Außerordentliche Kündigung wegen Weiterleitung betrieblicher Informationen an einen privaten E-Mail-Account

Liebe Leserin,
lieber Leser,

inwiefern es erlaubt ist, betriebliche E-Mails an den privaten E-Mail Account weiterzuleiten, beispielsweise um im Homeoffice zu arbeiten, ist seit längerem ein umstrittenes Thema – und das nicht nur im Rahmen alltäglicher Unterhaltungen zwischen Arbeitnehmern, sondern wie der vorliegende Fall zeigt auch in gerichtlichen Auseinandersetzungen mit dem Arbeitgeber. Das Weiterleiten an den privaten Account stellt für Arbeitnehmer häufig die bequemste und naheliegendste Möglichkeit dar, auch von zu Hause auf Informationen zugreifen zu können, die für die Arbeit benötigt werden. Dies kann ausnahmsweise der Vorbereitung eines Termins am nächsten Tag dienen oder zur regelmäßigen Arbeit im Homeoffice. Dieser Vorgehensweise steht aber das Interesse des Arbeitgebers entgegen, dass wertvolle betriebliche Daten nicht in die falschen Hände – vor allem von Konkurrenten – fallen.

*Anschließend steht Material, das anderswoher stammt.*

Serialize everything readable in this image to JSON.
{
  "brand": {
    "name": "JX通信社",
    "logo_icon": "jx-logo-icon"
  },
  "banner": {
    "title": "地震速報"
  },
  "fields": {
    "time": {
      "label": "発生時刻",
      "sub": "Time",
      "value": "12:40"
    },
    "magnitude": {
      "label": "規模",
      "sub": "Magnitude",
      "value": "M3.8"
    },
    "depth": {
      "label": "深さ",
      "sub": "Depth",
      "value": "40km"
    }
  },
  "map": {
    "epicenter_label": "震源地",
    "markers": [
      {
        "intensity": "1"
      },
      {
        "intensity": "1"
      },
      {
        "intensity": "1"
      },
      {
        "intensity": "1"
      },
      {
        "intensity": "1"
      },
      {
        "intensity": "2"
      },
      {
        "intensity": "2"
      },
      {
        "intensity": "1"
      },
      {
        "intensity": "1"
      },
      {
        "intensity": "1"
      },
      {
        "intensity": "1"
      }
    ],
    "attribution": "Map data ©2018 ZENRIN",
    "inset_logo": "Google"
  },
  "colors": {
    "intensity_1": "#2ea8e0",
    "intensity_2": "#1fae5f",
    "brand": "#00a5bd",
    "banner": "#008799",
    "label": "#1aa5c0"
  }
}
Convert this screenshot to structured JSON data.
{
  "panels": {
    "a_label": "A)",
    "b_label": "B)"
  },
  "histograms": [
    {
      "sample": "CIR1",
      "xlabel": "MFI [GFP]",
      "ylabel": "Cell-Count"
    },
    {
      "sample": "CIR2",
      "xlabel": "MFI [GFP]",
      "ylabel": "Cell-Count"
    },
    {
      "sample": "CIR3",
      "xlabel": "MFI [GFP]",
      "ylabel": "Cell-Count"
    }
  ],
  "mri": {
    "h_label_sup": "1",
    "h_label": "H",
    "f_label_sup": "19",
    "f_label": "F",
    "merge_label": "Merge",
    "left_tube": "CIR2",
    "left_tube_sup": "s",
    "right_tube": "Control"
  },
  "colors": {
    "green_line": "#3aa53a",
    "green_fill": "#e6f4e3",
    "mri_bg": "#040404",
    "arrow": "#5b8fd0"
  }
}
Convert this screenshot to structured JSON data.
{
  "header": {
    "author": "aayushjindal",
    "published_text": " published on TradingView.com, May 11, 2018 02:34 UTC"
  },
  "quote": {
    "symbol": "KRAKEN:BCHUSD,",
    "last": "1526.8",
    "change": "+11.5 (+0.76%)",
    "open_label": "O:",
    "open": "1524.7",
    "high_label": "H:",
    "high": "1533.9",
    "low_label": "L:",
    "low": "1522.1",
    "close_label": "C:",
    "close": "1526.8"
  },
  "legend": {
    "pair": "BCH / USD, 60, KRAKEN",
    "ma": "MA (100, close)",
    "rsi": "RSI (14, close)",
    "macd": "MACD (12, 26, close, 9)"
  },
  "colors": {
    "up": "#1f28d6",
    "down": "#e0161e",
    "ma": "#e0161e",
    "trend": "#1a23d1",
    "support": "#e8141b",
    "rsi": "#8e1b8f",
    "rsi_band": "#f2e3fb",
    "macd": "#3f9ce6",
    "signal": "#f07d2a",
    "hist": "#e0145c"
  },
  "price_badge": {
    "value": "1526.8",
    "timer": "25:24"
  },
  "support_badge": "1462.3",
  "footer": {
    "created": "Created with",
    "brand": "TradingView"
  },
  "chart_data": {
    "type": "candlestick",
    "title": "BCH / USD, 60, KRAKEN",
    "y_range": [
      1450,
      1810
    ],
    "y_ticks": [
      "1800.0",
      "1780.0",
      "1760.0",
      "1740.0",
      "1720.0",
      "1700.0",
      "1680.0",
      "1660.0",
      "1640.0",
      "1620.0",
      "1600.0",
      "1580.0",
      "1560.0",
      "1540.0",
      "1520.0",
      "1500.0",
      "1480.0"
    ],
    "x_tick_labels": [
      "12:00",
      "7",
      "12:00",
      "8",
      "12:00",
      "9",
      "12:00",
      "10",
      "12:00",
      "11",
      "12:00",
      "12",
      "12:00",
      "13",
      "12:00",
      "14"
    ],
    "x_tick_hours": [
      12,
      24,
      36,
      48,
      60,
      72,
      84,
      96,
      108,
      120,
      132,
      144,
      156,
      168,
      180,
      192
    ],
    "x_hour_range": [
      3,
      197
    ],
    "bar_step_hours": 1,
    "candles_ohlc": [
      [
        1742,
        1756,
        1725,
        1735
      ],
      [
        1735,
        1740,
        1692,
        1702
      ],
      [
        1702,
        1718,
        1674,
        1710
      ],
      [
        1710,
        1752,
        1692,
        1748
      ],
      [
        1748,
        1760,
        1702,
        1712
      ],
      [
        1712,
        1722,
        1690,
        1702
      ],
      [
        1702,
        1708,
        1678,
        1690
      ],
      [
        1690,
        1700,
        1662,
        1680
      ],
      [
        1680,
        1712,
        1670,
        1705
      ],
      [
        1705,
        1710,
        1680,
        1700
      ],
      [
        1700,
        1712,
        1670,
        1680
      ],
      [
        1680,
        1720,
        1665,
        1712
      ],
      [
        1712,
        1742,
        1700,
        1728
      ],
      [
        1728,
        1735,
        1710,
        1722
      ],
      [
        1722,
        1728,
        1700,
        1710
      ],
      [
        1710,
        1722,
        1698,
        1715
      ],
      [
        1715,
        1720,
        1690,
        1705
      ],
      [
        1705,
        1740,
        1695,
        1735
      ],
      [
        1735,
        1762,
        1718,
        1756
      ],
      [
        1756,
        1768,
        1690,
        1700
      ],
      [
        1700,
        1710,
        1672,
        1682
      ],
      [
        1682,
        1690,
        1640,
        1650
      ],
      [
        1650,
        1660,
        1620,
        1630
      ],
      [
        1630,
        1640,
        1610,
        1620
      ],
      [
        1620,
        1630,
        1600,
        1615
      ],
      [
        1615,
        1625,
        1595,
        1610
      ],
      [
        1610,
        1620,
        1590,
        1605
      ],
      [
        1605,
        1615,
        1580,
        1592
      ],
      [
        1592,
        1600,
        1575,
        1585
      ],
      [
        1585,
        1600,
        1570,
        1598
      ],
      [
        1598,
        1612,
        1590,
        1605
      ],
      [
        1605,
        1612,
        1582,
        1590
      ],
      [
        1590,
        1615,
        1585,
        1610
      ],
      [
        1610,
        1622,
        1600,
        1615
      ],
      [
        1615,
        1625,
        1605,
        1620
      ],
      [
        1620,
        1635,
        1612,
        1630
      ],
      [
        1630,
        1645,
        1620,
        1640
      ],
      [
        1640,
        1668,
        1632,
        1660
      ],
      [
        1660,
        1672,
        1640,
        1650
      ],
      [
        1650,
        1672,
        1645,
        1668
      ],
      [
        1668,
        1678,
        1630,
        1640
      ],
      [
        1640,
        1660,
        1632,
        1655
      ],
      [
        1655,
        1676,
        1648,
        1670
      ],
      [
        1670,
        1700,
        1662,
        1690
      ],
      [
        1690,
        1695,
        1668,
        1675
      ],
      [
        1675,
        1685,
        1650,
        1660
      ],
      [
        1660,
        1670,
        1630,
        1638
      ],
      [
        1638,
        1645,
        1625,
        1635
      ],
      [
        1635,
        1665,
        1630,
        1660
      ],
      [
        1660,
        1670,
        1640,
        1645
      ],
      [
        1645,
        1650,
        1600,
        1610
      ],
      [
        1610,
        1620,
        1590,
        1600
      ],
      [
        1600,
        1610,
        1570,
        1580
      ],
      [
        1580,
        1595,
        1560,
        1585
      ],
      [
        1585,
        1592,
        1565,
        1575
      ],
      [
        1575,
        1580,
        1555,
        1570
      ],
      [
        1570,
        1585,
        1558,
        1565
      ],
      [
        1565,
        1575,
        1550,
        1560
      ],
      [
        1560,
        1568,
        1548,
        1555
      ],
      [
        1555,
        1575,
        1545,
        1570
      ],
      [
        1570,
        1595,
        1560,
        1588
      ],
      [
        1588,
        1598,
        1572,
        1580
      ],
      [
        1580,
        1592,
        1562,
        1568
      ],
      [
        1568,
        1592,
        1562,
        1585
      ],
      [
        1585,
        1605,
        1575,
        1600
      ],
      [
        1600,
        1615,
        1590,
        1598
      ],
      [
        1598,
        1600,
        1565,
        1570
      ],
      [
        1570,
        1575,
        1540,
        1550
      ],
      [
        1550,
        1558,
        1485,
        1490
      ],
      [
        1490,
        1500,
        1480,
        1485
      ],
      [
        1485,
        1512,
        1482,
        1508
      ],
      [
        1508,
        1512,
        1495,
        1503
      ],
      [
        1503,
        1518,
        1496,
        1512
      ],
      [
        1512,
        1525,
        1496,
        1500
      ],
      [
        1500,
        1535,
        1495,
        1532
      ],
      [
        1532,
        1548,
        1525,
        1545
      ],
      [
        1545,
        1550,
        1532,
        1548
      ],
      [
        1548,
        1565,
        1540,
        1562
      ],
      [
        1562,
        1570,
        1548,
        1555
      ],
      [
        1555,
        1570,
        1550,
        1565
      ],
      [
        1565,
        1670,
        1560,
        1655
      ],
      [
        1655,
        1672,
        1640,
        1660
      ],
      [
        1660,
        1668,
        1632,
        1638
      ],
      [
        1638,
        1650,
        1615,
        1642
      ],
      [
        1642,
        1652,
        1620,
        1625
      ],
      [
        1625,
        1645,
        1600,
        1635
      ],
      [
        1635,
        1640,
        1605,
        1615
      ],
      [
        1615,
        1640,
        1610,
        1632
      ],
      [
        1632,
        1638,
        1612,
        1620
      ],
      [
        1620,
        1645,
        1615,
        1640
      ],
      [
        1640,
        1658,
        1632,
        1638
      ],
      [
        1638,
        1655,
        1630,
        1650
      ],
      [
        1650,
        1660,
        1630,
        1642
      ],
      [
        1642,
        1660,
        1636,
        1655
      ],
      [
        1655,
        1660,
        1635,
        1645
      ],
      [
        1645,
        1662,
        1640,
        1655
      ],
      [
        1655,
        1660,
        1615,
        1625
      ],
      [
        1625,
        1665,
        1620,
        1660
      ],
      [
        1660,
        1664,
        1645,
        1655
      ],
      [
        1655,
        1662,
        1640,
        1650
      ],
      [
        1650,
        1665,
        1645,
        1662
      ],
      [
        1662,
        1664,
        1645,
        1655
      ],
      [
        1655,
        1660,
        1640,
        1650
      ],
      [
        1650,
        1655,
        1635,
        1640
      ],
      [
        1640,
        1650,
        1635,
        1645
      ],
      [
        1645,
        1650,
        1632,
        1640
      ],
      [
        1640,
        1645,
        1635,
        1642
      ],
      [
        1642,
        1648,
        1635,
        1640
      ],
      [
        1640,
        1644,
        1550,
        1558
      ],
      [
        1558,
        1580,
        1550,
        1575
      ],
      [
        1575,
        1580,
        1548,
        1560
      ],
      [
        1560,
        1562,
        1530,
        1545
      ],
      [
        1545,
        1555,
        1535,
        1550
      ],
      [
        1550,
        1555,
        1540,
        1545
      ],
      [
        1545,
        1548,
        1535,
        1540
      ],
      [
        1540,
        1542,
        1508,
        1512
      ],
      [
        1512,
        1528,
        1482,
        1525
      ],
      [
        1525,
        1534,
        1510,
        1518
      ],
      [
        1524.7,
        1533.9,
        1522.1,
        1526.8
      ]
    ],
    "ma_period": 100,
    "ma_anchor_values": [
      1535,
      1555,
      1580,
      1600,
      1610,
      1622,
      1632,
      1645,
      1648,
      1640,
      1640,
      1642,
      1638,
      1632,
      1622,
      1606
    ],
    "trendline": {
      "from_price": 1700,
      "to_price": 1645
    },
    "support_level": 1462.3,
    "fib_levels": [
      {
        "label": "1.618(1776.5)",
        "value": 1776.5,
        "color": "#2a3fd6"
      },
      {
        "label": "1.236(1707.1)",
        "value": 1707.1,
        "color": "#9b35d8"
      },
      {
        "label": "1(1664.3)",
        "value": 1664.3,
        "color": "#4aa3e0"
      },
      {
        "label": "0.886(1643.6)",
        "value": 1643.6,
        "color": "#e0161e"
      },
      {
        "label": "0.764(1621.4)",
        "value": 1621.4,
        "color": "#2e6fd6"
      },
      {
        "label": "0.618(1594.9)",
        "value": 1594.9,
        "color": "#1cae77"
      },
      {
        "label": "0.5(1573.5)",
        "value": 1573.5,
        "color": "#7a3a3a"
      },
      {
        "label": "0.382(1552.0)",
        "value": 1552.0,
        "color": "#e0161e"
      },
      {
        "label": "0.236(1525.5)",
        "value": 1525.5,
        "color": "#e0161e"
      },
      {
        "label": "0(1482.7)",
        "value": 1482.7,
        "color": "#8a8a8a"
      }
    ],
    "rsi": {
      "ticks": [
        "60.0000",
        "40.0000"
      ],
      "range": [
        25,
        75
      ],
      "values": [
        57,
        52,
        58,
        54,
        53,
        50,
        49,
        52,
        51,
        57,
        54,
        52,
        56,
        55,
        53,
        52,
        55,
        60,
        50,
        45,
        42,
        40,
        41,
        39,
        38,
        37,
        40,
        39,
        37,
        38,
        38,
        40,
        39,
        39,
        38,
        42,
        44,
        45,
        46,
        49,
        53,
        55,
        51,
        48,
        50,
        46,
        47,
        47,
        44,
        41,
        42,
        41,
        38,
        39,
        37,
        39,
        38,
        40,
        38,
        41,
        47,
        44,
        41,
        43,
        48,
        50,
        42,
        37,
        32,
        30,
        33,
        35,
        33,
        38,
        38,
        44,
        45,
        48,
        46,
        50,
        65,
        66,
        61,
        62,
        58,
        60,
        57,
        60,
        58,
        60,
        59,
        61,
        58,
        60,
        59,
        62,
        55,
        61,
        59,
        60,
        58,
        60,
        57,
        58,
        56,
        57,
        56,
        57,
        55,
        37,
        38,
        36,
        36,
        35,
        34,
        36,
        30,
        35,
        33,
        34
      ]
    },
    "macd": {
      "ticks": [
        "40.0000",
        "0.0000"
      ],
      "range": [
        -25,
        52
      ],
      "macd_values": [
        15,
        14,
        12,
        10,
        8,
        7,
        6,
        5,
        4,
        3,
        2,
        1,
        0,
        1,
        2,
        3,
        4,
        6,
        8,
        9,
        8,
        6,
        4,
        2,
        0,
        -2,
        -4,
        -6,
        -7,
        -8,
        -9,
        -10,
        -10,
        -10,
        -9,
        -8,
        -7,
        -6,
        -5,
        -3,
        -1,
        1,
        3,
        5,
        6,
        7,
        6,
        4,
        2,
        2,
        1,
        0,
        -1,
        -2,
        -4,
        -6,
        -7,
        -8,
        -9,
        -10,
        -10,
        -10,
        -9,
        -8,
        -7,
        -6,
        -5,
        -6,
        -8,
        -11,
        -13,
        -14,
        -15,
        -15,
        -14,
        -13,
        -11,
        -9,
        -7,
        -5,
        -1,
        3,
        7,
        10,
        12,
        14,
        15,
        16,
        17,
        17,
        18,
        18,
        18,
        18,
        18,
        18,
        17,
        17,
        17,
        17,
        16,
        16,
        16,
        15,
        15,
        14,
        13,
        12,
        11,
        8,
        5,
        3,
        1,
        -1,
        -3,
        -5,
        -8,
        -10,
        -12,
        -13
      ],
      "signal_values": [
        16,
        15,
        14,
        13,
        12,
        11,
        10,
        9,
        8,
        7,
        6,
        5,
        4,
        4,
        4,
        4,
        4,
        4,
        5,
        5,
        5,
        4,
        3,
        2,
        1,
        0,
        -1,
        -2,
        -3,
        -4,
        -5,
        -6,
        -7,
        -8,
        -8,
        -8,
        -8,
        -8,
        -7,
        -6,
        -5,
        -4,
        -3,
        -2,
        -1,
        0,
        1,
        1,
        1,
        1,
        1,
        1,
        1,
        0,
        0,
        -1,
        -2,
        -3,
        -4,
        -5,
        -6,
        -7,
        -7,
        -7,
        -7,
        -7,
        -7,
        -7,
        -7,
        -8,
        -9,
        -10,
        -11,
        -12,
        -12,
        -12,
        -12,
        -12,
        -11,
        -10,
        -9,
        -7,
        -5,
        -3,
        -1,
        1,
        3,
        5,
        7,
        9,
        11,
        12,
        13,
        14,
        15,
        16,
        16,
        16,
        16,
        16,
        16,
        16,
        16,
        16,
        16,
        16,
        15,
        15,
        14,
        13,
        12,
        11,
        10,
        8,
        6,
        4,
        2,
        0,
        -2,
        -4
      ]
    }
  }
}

Um eben diese Gefahr, also dass betriebsinterne Informationen an ein konkurrierendes Unternehmen gelangen könnten, ging es in dem kürzlich vom Landesarbeitsgericht Berlin-Brandenburg entschiedenen Fall (LAG Berlin-Brandenburg, Urteil vom 16.05.2017, Az.: 7 Sa 38/17). Ein Vertriebsmitarbeiter eines Herstellers von Rückkühlanlagen zur Wärmeabführung in Industrieanlagen nahm aufgrund seiner Unzufriedenheit mit seiner beruflichen Entwicklung bei seinem Arbeitgeber Kontakt zu einem konkurrierenden Unternehmen auf und leitete im selben Zeitraum diverse betriebliche E-Mails an seinen privaten Account weiter.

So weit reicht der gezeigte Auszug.